Why the Risk Is Acceptable Here

This is a real risk with a real mitigation. The key is AES-256 encrypted before localStorage write, using a device-derived key (Web Crypto API). The CSP blocks all external scripts — the only code that runs is code from the TAA origin, which means XSS from a third-party CDN is blocked structurally. There are no third-party scripts. Browser extensions are outside the threat model — an extension with localStorage access could read anything in any page. The Groq API key is scoped to inference only, not to billing or account management. A stolen key allows someone to make inference calls at Maya's expense — significant but not catastrophic. This risk is disclosed in the Settings UI.

Trade-off Accepted

A server-side key store would eliminate this risk but would require a backend — violating AR-03 and the zero-server guarantee. The architecture trades a mitigated credential-theft risk for an absolute data-sovereignty guarantee. For an enterprise writer, the data guarantee is worth more than the credential risk.

Infrastructure — Pushback 02
GitHub Pages has no SLA. It goes down. Your enterprise writer loses access to the tool.
The Challenge

"GitHub Pages is a free service with no uptime SLA. GitHub has had outages. An enterprise writer depending on this tool for sprint deliverables will be blocked if GitHub is down."

The Temptation

Host on a paid service with an SLA — Vercel, Netlify, or Cloudflare Pages — all have free tiers with better uptime guarantees and CDN redundancy than GitHub Pages.

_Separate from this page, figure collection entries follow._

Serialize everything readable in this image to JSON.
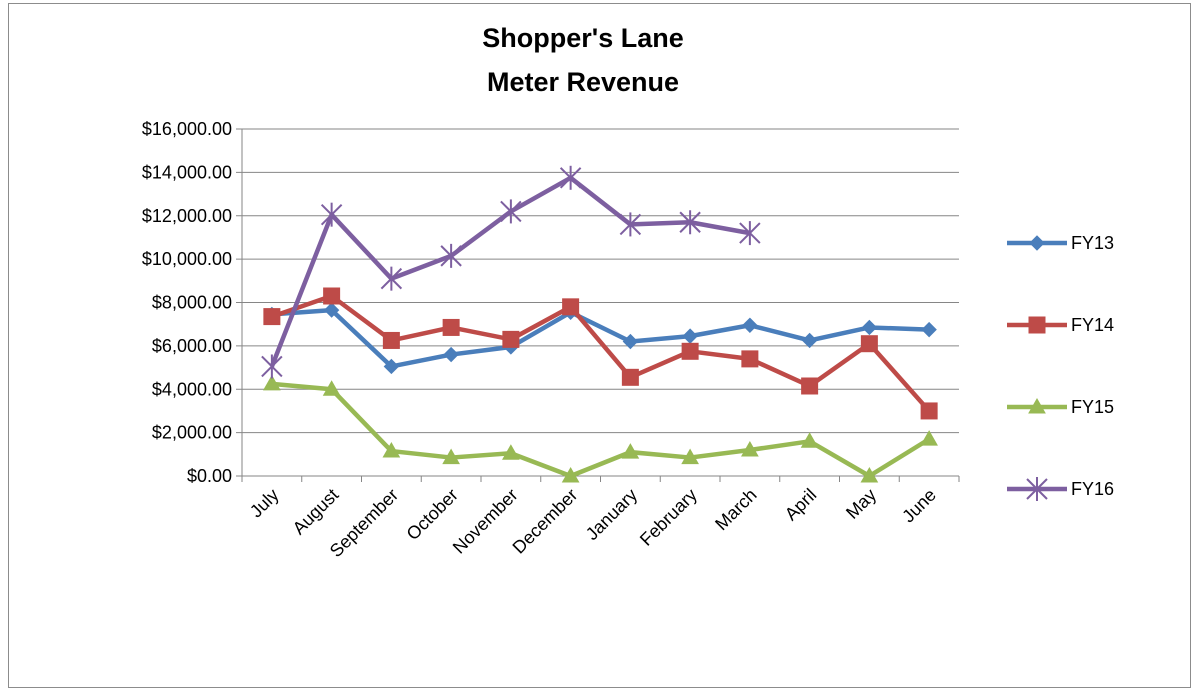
{
  "chart_data": {
    "type": "line",
    "title": "Shopper's Lane",
    "subtitle": "Meter Revenue",
    "xlabel": "",
    "ylabel": "",
    "categories": [
      "July",
      "August",
      "September",
      "October",
      "November",
      "December",
      "January",
      "February",
      "March",
      "April",
      "May",
      "June"
    ],
    "ylim": [
      0,
      16000
    ],
    "yticks": [
      0,
      2000,
      4000,
      6000,
      8000,
      10000,
      12000,
      14000,
      16000
    ],
    "ytick_labels": [
      "$0.00",
      "$2,000.00",
      "$4,000.00",
      "$6,000.00",
      "$8,000.00",
      "$10,000.00",
      "$12,000.00",
      "$14,000.00",
      "$16,000.00"
    ],
    "grid": "horizontal",
    "legend_position": "right",
    "series": [
      {
        "name": "FY13",
        "color": "#4a7ebb",
        "marker": "diamond",
        "values": [
          7450,
          7650,
          5050,
          5600,
          5950,
          7550,
          6200,
          6450,
          6950,
          6250,
          6850,
          6750
        ]
      },
      {
        "name": "FY14",
        "color": "#be4b48",
        "marker": "square",
        "values": [
          7350,
          8300,
          6250,
          6850,
          6300,
          7800,
          4550,
          5750,
          5400,
          4150,
          6100,
          3000
        ]
      },
      {
        "name": "FY15",
        "color": "#98b954",
        "marker": "triangle",
        "values": [
          4250,
          4000,
          1150,
          850,
          1050,
          0,
          1100,
          850,
          1200,
          1600,
          0,
          1700
        ]
      },
      {
        "name": "FY16",
        "color": "#7d5fa0",
        "marker": "star",
        "values": [
          5050,
          12050,
          9100,
          10150,
          12200,
          13750,
          11600,
          11700,
          11200,
          null,
          null,
          null
        ]
      }
    ]
  }
}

Why We Accepted GitHub Pages

GitHub Pages has a documented 99.9% uptime track record despite lacking a formal SLA. More importantly: this is a portfolio tool used by an individual writer, not a production service with contractual obligations. The risk of a GitHub outage during a sprint document session is real but low-frequency and low-duration. The mitigation is the browser cache — prompt files and rules.json are cached after first load, so the pipeline can continue running offline for an active session even if the CDN goes down. A full outage would prevent loading the page for the first time, not interrupt an active session.

Trade-off Accepted

No formal SLA. GitHub outages would block new page loads. For a portfolio demonstration tool used by one writer, this is acceptable. If this tool were adopted at enterprise scale, migrating to Cloudflare Pages (still free) would provide better global CDN performance and more resilient delivery with zero code changes.

Infrastructure — Pushback 03
Sequential agent API calls mean one slow Groq response blocks the entire pipeline.
The Challenge

"Your agents execute sequentially. If the Draft Agent call takes 8 seconds instead of 4, the total pipeline time blows past the 15-minute target. Groq's free tier has variable latency."

The Temptation

Parallelize agents where possible — run Compliance Agent and Ambiguity Detector concurrently since they both consume the DraftDocument. Saves 2 seconds on P2.

Why We Stayed Sequential

Agents are sequential by design — ADR-005 (LangGraph-pattern over AutoGPT loops). The XAI layer depends on agents executing in order so reasoning cards stream into the pipeline monitor in sequence. Maya watches the pipeline run — the sequential execution is not just an architecture choice, it is the UX. Parallelising Compliance and Ambiguity would cause both cards to appear simultaneously, breaking the sequential reasoning narrative. The 15-minute target includes headroom for Groq latency variation — p95 is 14.2 seconds at current performance. If Groq latency degrades consistently, that is a drift signal (Source 1 in the drift taxonomy) that triggers the model upgrade protocol evaluation.

Trade-off Accepted

Sequential execution means total pipeline time is the sum of all agent latencies. Parallelisation would reduce this by ~2 seconds on P2. The UX value of sequential XAI card streaming outweighs the 2-second saving. The pipeline monitor's real-time card display is the primary XAI interface — destroying it for marginal performance gain is the wrong trade-off.